Where have they been? Old age psychiatry lives in the car and other people's sitting rooms — and that is why it is alive and still expanding. It's approach has not been to exclude people but to say progressively ‘yes’ as workforce and resources have begun to flow to allow this: thus most people with early onset dementia will find a welcome in an old age service. Increasingly, older people with chronic psychosis travel the same route and we are learning all the time.
There are all sorts of difficulties for general psychiatry but the discipline has a great deal to offer. That is why the customers keep on coming — services must remodel to the needs of these people rather than wish they would behave in a way that suits the established system. Perhaps the greatest difficulty is posed by the establishment itself, which confirms status on a subset of the speciality within the confines of the Institute of Psychiatry and the bigger university departments. They are massively overstaffed when compared with anywhere else in the country and their senior staff are heavily protected from the real world of Colgan.
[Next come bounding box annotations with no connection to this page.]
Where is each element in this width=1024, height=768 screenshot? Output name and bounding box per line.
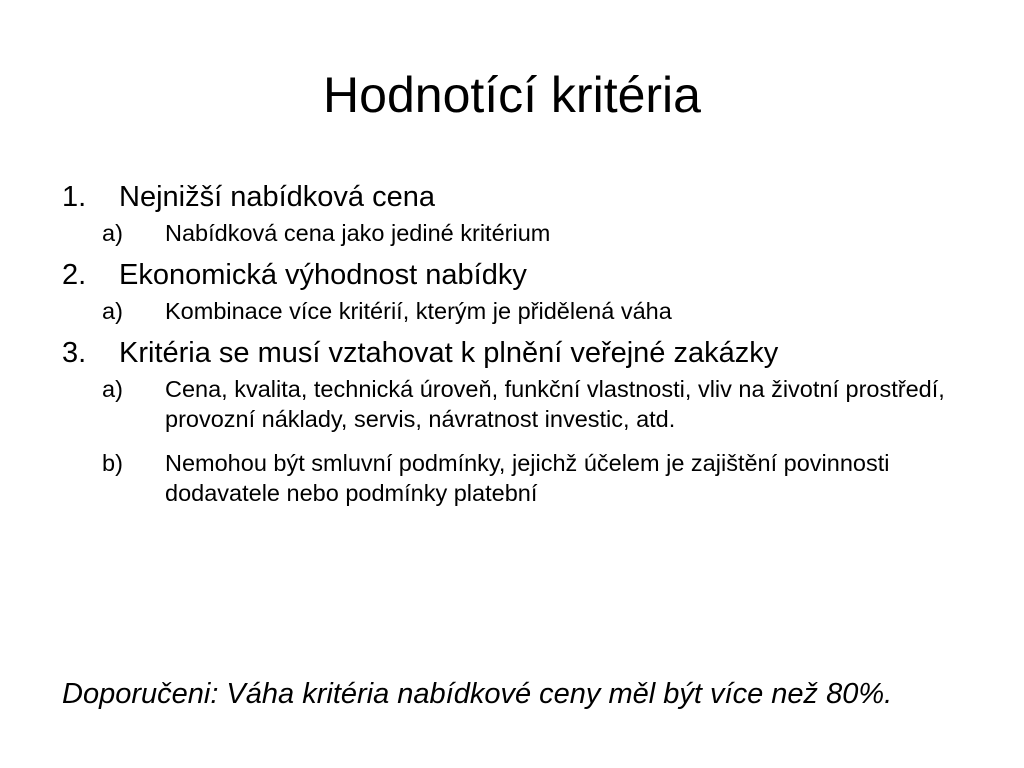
sub-item-text: Cena, kvalita, technická úroveň, funkční vlastnosti, vliv na životní prostředí, provozní náklady, servis, návratnost investic, atd. [165, 376, 945, 432]
sub-item-2a [102, 296, 972, 326]
list-item-text: Nejnižší nabídková cena [119, 181, 435, 213]
sub-item-text: Nemohou být smluvní podmínky, jejichž účelem je zajištění povinnosti dodavatele nebo podmínky platební [165, 450, 890, 506]
list-item-1 [62, 178, 972, 216]
sub-item-letter: b) [102, 450, 123, 476]
recommendation-note: Doporučeni: Váha kritéria nabídkové ceny měl být více než 80%. [62, 678, 893, 710]
sub-item-3b [102, 448, 972, 508]
criteria-list [62, 178, 972, 508]
list-number: 3. [62, 337, 87, 369]
sub-item-letter: a) [102, 376, 123, 402]
list-item-text: Ekonomická výhodnost nabídky [119, 259, 527, 291]
sub-item-1a [102, 218, 972, 248]
sub-item-text: Nabídková cena jako jediné kritérium [165, 220, 551, 246]
list-number: 1. [62, 181, 87, 213]
sub-item-text: Kombinace více kritérií, kterým je přidělená váha [165, 298, 672, 324]
sub-item-letter: a) [102, 220, 123, 246]
list-item-text: Kritéria se musí vztahovat k plnění veřejné zakázky [119, 337, 779, 369]
list-item-2 [62, 256, 972, 294]
list-number: 2. [62, 259, 87, 291]
list-item-3 [62, 334, 972, 372]
slide-title: Hodnotící kritéria [323, 67, 701, 123]
sub-item-letter: a) [102, 298, 123, 324]
sub-item-3a [102, 374, 972, 434]
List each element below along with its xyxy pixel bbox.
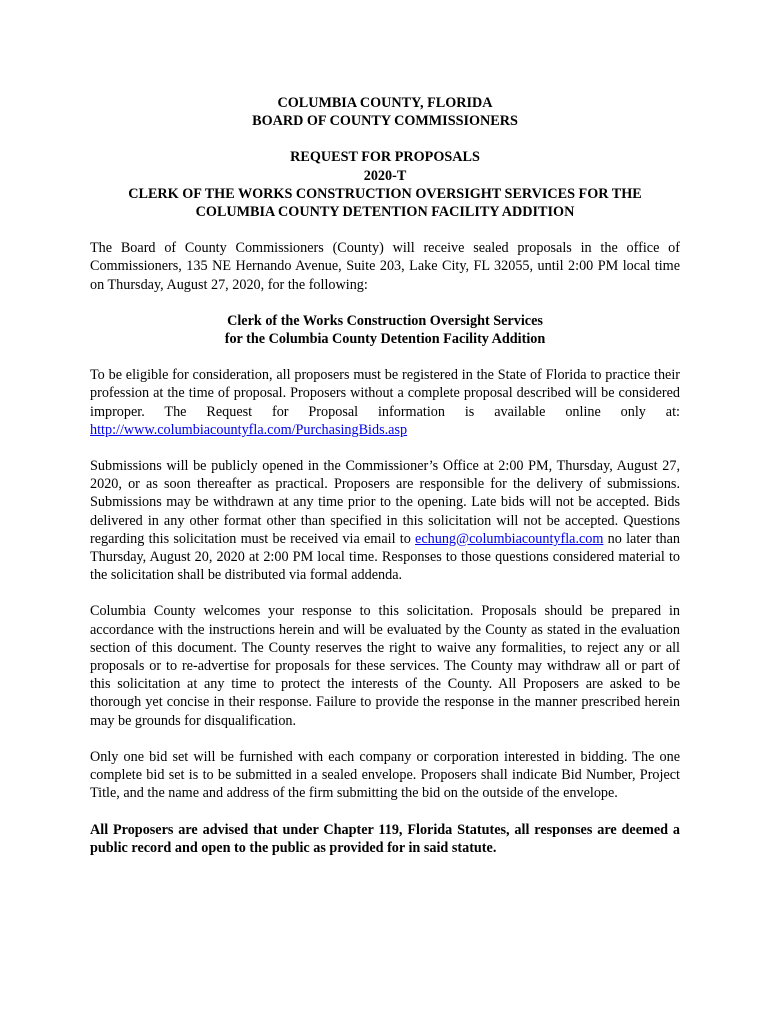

Yet it is they who have the accolades (count the A and A+ awards) and they who have the ear of the Government. Contrast this with the old age psychiatry of the 1970s and 1980s, when young psychiatrists were encouraged to join pioneers working in unfashionable places with the heart-sink condition of dementia and the stigma of senility.
Perhaps if the cuckoo could be persuaded to leave, the true birds of the nest could grow strong and fly.